My argument Permalink to My argument

They asked us to write an essay explaining our position. My essay follows. You can read Martin's on the Long Bets website. They will open a discussion group there in May so if you want to participate, you can.

Here is my argument..

"As with personal computing, the early days of Web publishing belonged to the hobbyists, reveling that it worked at all. But the Web is maturing, the tools are getting easy, as the understanding of the technology has become widespread. Serious professional journalists use the new tools, moonlighting, publishing the news they don't or can't sell to the big publications who employ them.

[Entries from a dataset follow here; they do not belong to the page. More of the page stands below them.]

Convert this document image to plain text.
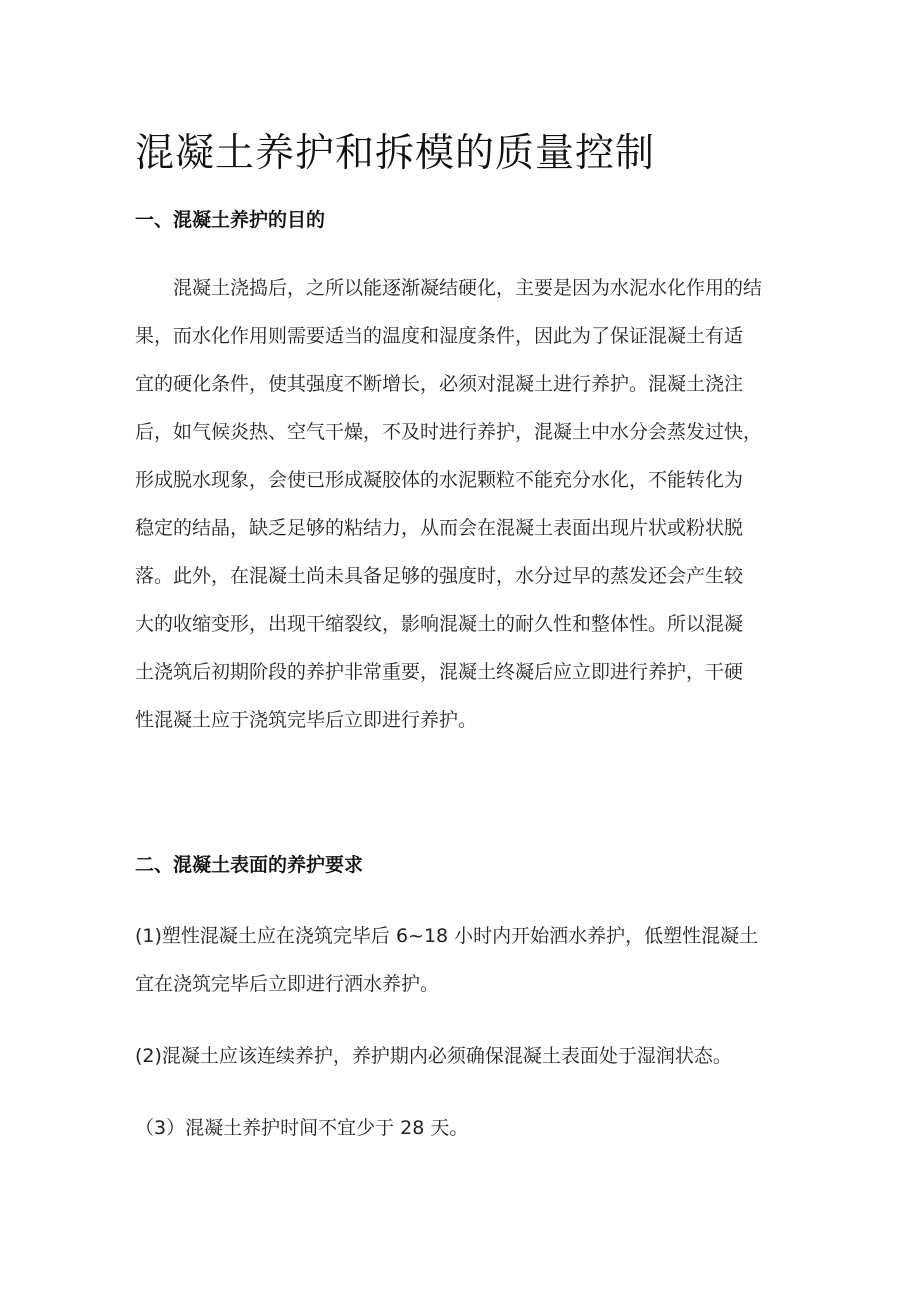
混凝土养护和拆模的质量控制
一、混凝土养护的目的
　　混凝土浇捣后，之所以能逐渐凝结硬化，主要是因为水泥水化作用的结
果，而水化作用则需要适当的温度和湿度条件，因此为了保证混凝土有适
宜的硬化条件，使其强度不断增长，必须对混凝土进行养护。混凝土浇注
后，如气候炎热、空气干燥，不及时进行养护，混凝土中水分会蒸发过快，
形成脱水现象，会使已形成凝胶体的水泥颗粒不能充分水化，不能转化为
稳定的结晶，缺乏足够的粘结力，从而会在混凝土表面出现片状或粉状脱
落。此外，在混凝土尚未具备足够的强度时，水分过早的蒸发还会产生较
大的收缩变形，出现干缩裂纹，影响混凝土的耐久性和整体性。所以混凝
土浇筑后初期阶段的养护非常重要，混凝土终凝后应立即进行养护，干硬
性混凝土应于浇筑完毕后立即进行养护。
二、混凝土表面的养护要求
(1)塑性混凝土应在浇筑完毕后 6~18 小时内开始洒水养护，低塑性混凝土
宜在浇筑完毕后立即进行洒水养护。
(2)混凝土应该连续养护，养护期内必须确保混凝土表面处于湿润状态。
（3）混凝土养护时间不宜少于 28 天。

"At the same time, we're returning to what I call amateur journalism, people writing for the public for the love of writing, without any expectation of financial compensation. This process is fed by the changing economics of the publishing industry which is employing fewer reporters, editors and writers. But the Web has taught us to expect more information, not less, and that's the sea-change that the NY Times and other big publications face -- how to remain relevant in the face of a population that can do for themselves what the BigPubs won't.

"The pervasive big publishing philosophy of Dumb It Down, forces all stories through too narrow a channel to model the diverse and complex world we live in. When the Times covers my industry it seems they only know three stories -- Microsoft is evil, Java is the future (or open source or whatever the topic du jour is) and Apple is dead. All other stories are cast into one of those three. They're boring the readers into looking for alternatives, and because they are limited in the number of writers they employ, they can't branch out to cover other angles.

"There's another fatal flaw in the bigpub approach to journalism, that the reporter doesn't really need to know anything about the topic he or she is covering. If the reader doesn't know the technical details, the writer doesn't need to know either. But when I see the Times cover areas I am expert in, and miss the point completely, I wonder how well they're informing me in areas where I am a neophyte. I'm not from Missouri, I'm from Queens, but I still need to be shown that they are doing their jobs responsibly. I'm not impressed, so I look elsewhere for real news, and soon most other people with minds will too.

"My bet with Martin Nisenholtz at the Times says that the tide has turned, and in five years, the publishing world will have changed so thoroughly that informed people will look to amateurs they trust for the information they want."